Est-ce que je pensais réellement qu’il pourrait se faire effacer du clan pour ce qu’il croyait ? En serait-il capable ? Tournant la tête vers lui, j’eus un instant de remord, ce genre de moment où je regrettais réellement d’être tellement convaincu ou du moins convaincant que je réussissais à duper les autres. Mais c’était mieux ainsi non ? Il était moins dangereux, du moins je le croyais, « Je suppose que le fait que tu es un Sharingan remettrait les choses en perspective… » soufflais-je aussi bas que lui alors que mes yeux l’abandonnaient pour se plonger sur la contemplation de cette table devant nous.
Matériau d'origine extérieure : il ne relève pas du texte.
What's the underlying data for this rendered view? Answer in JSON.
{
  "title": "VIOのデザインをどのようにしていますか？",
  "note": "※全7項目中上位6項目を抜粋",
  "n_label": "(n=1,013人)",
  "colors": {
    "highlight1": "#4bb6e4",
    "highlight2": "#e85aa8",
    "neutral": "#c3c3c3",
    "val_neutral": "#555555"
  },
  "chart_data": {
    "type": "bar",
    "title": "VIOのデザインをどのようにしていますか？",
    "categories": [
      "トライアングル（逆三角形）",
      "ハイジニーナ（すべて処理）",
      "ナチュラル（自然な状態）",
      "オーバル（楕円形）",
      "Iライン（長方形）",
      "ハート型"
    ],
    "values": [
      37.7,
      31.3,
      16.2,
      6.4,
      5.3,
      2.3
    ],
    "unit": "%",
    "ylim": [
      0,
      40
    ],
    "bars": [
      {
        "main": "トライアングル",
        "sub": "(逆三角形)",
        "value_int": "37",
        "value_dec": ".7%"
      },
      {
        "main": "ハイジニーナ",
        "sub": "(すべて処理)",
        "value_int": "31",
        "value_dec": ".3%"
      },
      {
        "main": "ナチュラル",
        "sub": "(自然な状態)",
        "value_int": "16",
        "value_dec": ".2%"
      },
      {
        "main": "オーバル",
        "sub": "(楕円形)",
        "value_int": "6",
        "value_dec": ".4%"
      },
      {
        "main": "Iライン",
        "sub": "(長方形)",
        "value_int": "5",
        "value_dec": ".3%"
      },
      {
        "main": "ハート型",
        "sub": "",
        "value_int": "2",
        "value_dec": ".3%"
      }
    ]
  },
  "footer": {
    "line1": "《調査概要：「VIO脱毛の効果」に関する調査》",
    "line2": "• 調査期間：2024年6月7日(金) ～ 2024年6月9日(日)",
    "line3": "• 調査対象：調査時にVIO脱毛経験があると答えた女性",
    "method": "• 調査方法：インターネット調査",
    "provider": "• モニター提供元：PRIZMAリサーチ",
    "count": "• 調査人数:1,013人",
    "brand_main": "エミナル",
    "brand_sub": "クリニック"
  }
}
Le Sharingan était sans doute la seule chose qui me sauvait déjà, la seule chose qui faisait de moi quelqu’un qu’on ne pouvait pas ignorer. « On est pas beaucoup à l’avoir et de ce que je sais et pour ton âge, le tiens est déjà suffisamment développé pour qu’on ferme les yeux un temps… », j’étais rassurant sans le vouloir, mais c’était un fait, il risquait moins que les autres à être déjà aussi fort, à être un génie à bien des égards… « Mais je suppose que si tu continues à mettre ces idées dans la tête des autres, on te trouvera une place au fond d’un placard et pour le clan tu perdras beaucoup… », le mettre là ou il ne pourrait atteindre personne. « On est des gosses, mais on a pas le droit de rêver… Crois le ou non, ça me fait pas plus plaisir à moi qu’à toi, mais… Tu veux que ta soeur paie à ta place ? Ou les autres gosses avec cette foutue fatalité sur le visage ? », demandais-je en sentant la colère gonfler dans ma gorge. « Pour s’assurer que personne ne pense comme toi et qu’aucuns ne deviennent dissident, tu penses qu’ils vont faire quoi ? », mes poings se serraient de plus en plus sur mes genoux, ma voix mourant dans une gorge nouée, « Ça deviendra de pire en pire… », ce qui semblait déjà difficilement réalisable en soit, mais pourtant, je ne voyais pas les choses changer, je ne voyais pas les choses s’améliorer avec un tel comportement. Il était la perfection pour eux, alors si cette perfection se mettait à penser… « Ne rends pas les choses plus difficile, c’est tout ce que je te demande. », concédais-je finalement. Le masque que je portais venait de se fêler à cause de lui. Il était capable de souffrir, de se remettre en question et ok il tenait au clan… Je ne pouvais juste pas me permettre de telles pensées. Je n’avais pas le droit.